Ingrid McCallum, sales and marketing director with Townwood Homes in York Region, sees the merits in such construction. “We haven’t built any stacked housing yet,” she concedes, “but we are certainly going to have to get into it because the cost of new homes in the GTA is just so far out of reach for too many of our potential customers.”

It is primarily pricing that is attracting buyers to Southshore, a stacked townhouse project by Minto Developments in South Etobicoke. “Our buyers are coming here because they can live in south Etobicoke near the lake for less than $400,000 and be within easy transit commuting to downtown Toronto,” notes Jessica Simpson, sales manager at Minto.

Southshore has 40 two- and three-bedroom homes under construction in Long Branch, four blocks north of Lakeshore Blvd. and 10 blocks east of the Long Branch GO Train station. It’ll have underground parking, and prices on two-bedroom apartments start at $360,400.

Mike Memme of Mountainview Homes in Niagara Region joined the tour, but said Niagara does not yet have high enough density to consider building stacked towns. “I wanted to see them being built and I wanted to talk with the sales agents to see how they present them to the consumer and what the consumer is looking for,” says Memme.

Richard Luciani, president of Cedar Point Real Estate Corporation and chair of OHBA’s sales and marketing committee, served as the guide on the bus tour. “I think this tour may have attracted more OHBA members from outside the GTA than any other we have conducted.

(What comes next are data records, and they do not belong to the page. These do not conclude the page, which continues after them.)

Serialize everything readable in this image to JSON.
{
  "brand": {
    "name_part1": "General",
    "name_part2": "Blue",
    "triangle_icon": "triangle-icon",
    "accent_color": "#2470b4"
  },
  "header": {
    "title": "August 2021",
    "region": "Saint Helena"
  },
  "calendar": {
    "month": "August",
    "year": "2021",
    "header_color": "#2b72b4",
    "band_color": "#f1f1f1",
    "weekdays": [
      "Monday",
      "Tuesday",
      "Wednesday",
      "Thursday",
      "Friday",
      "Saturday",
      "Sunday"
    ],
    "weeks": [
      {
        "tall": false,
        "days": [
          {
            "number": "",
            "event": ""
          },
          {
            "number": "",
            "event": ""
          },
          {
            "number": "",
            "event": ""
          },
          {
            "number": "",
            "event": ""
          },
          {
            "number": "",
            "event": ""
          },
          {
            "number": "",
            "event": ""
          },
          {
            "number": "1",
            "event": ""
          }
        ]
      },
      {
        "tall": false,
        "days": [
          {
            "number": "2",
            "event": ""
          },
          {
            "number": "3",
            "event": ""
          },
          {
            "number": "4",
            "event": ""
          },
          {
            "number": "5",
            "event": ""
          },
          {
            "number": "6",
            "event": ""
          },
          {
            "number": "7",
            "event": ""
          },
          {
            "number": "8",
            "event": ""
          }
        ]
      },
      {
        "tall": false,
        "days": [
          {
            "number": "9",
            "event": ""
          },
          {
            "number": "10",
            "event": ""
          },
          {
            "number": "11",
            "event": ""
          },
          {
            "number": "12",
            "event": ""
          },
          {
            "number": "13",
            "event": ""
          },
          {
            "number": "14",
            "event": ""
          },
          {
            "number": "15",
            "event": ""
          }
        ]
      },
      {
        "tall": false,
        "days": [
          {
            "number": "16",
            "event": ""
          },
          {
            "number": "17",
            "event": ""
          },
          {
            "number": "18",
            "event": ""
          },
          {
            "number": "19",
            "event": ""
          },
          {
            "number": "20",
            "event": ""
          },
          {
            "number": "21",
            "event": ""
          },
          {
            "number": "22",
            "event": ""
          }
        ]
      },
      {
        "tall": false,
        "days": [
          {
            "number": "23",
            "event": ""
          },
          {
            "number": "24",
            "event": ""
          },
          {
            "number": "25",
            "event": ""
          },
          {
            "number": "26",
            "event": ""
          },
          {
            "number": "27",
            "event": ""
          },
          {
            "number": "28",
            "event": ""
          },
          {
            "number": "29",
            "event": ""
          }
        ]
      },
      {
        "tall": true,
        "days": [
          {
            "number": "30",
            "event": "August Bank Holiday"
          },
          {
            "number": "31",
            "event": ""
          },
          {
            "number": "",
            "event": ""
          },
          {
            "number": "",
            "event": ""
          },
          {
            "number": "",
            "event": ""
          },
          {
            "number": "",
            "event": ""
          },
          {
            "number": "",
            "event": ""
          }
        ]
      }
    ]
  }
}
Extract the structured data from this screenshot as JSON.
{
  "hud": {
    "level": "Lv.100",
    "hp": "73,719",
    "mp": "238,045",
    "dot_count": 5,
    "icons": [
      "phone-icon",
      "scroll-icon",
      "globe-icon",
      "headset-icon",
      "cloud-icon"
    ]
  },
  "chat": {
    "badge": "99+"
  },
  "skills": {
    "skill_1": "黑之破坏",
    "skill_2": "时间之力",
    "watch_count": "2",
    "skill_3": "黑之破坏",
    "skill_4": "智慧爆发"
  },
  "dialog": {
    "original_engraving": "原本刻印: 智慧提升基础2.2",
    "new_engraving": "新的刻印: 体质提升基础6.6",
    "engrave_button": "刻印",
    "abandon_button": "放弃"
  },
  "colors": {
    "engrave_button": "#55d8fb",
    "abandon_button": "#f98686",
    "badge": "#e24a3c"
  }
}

We had members from Kingston, from Niagara, from Kitchener.”

Mike Mescia is interested in the concept. He and his father Dominic operate Domus Developments in London and have two stacked housing projects underway and two more in the works. Woodland Village is a rental project just north of Western University and Masonville Place. “We are going to be adding stacked townhouse condos on North Centre Rd. within Woodland Village. They’ll be stick built to keep construction costs down,” says Mescia, whose company won an OHBA builder award in 2001 for the best condo townhome project in Ontario with their Lakeview Development in Port Stanley.

As well as visiting various stacked housing projects, the bus riders also got to talk with Paul Golini, immediate past chair of BILD and co-founder of Empire Communities. Golini explained the design concept proposed for the 66-storey Water Tower project at Eau du Soleil. The project is currently before the Ontario Municipal Board. If approved it will be the tallest waterfront building in Canada, notes Tarek El-Khatib, senior partner at Toronto’s Zeidler Partnership Architects and the principal architect on the project.

Empire, in partnership with Pace Developments, has stacked housing projects in Vaughan (Villagio) and a joint-venture project at Ten88 Progress in Scarborough. Villagio is on Keele St. just south of Major Mackenzie Dr., with homes starting at $299,990. Prices start at $189, 990 for one-bedroom suites at Ten88 Progress.

The tour also covered W&E, a stacked townhouse joint venture by Fernbrook Homes and Cityzen Development Group at Widdlecomb & Eglinton (hence the project name W&E).

Located just west of Kipling Ave., it will be erected on lands once designated for a rapid transit line. Prices start in the low $300,000s for units ranging in size from 672 sq. ft. to 1,316. sq. ft.  “The bulk of our buyers are in the 25-45 age range,” says salesman Sheldon Ankin. “But we are finding people of all demographics buying here. We are also seeing empty-nester boomers who want to stay in the north Etobicoke neighbourhood but don’t need a big house anymore. I had a couple in their 70s buy a ground-floor unit last week. They don’t want to be tackling steps and they’re not keen on there being no elevator coming up from the underground parking. I told them to get a small grocery cart and then they can park their car in visitor parking on the surface, bring the groceries in and put the car underground later.”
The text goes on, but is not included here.